Case 2: \begin{align}f(n_1) &= f(n_2) \\ \implies \frac{n_1}{2} &= \frac{n_2}{2} \\ \implies n_1 &= n_2\end{align}

I am, however, experiencing some difficulty showing the injective property for the $3^{rd}$ case. Can anyone please give me some assistance with that specific case?


The third case is fairly easy to see intuitively, given that even numbers map to positive numbers and odd numbers map to non-positive ones. However, if you want to solve it, just suppose that, for even $n_1$ and odd $n_2$: $$\frac{n_1}2=-\frac{n_2-1}2$$ we can solve this to $$n_1=-n_2-1$$ $$n_1+n_2=1$$ However, there can be no pair of an even and an odd natural number summing to $1$, thus if $n_1$ and $n_2$ have different parity, it cannot be that $f(n_1)=f(n_2)$.

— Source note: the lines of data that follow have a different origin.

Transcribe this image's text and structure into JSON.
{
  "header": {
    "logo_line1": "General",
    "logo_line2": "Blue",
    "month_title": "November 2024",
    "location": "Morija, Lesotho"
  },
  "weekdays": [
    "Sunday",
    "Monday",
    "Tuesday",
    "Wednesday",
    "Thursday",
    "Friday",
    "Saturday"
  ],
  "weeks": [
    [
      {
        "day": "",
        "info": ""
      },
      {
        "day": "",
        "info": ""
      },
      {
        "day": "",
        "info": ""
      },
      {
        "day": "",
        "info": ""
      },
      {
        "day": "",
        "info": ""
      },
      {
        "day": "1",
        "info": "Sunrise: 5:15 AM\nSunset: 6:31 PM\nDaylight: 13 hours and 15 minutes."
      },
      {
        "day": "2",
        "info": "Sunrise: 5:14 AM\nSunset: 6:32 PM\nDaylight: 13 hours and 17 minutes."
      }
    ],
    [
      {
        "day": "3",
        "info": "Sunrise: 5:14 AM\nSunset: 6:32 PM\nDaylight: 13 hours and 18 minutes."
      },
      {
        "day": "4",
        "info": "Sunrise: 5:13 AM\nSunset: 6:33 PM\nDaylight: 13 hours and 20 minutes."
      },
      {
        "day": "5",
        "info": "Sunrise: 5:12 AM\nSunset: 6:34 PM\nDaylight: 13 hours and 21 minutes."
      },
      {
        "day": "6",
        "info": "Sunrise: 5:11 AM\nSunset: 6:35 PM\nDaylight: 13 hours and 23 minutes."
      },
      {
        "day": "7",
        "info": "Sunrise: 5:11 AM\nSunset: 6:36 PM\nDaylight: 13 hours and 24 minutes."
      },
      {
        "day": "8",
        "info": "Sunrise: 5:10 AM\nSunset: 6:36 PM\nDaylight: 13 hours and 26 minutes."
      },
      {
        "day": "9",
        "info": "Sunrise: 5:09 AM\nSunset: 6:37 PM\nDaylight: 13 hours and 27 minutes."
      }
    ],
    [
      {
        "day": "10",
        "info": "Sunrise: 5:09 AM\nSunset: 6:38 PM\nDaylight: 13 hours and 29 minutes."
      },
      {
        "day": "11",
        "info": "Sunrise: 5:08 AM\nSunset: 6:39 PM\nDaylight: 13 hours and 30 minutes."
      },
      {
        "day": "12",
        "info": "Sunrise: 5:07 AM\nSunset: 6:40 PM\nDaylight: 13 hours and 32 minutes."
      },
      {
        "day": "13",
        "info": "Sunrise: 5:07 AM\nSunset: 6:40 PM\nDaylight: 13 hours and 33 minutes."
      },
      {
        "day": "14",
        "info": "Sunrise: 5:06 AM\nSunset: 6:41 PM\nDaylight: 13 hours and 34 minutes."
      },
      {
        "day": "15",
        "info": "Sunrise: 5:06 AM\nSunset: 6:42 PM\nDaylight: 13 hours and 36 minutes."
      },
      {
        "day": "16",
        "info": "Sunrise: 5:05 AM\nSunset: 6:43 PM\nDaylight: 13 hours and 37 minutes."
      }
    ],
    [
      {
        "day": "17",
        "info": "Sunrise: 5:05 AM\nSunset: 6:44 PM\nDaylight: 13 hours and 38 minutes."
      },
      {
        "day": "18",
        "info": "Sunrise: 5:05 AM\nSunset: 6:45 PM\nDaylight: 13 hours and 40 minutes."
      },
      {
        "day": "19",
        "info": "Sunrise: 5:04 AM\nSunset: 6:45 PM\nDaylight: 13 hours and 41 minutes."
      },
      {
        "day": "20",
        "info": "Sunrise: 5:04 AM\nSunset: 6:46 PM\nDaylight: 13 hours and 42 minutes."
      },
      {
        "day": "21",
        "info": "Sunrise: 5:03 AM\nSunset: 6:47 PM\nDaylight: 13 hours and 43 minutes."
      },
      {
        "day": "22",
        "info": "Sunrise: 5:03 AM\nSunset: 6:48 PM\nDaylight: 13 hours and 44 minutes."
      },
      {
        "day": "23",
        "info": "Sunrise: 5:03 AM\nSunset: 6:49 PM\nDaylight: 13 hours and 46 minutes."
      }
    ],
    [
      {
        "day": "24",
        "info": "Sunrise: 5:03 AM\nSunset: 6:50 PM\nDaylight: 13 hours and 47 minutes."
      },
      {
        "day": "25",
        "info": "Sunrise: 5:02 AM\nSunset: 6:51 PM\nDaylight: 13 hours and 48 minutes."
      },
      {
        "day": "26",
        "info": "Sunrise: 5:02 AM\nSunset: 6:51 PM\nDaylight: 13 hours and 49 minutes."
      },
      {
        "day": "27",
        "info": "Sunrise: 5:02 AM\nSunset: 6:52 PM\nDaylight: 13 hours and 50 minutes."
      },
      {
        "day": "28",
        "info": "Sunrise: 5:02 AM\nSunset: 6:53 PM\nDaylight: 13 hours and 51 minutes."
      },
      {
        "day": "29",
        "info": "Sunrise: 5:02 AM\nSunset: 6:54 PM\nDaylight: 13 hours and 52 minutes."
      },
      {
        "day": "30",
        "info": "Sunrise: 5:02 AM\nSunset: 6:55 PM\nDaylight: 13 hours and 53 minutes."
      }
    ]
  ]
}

By the way, your proof gets the right point, but it isn't quite written correctly; you should write, for instance, that $$\begin{align}f(n_1) &= f(n_2) \\ \implies -\frac{n_1 -1}{2} &=-\frac{n_2 -1}{2} \\ \implies n_1 -1 & = n_2 -1 \\ \implies n_1 &= n_2\end{align}$$ where equality is used rather than inequality; $f(n_1)\neq f(n_2)$ implies $n_1\neq n_2$ for all functions - the inverse of the statement is what defines injectivity. (It also looks like you have a typo in your definition of $f$ and switched even and odd cases)


No need to check the third case cause you can see that when $n$ is odd then function is negative and when it's even it's positive so the sides can never be equal in 3rd case.By this I mean $f(n_1)\leq 0,f(n_2)>0$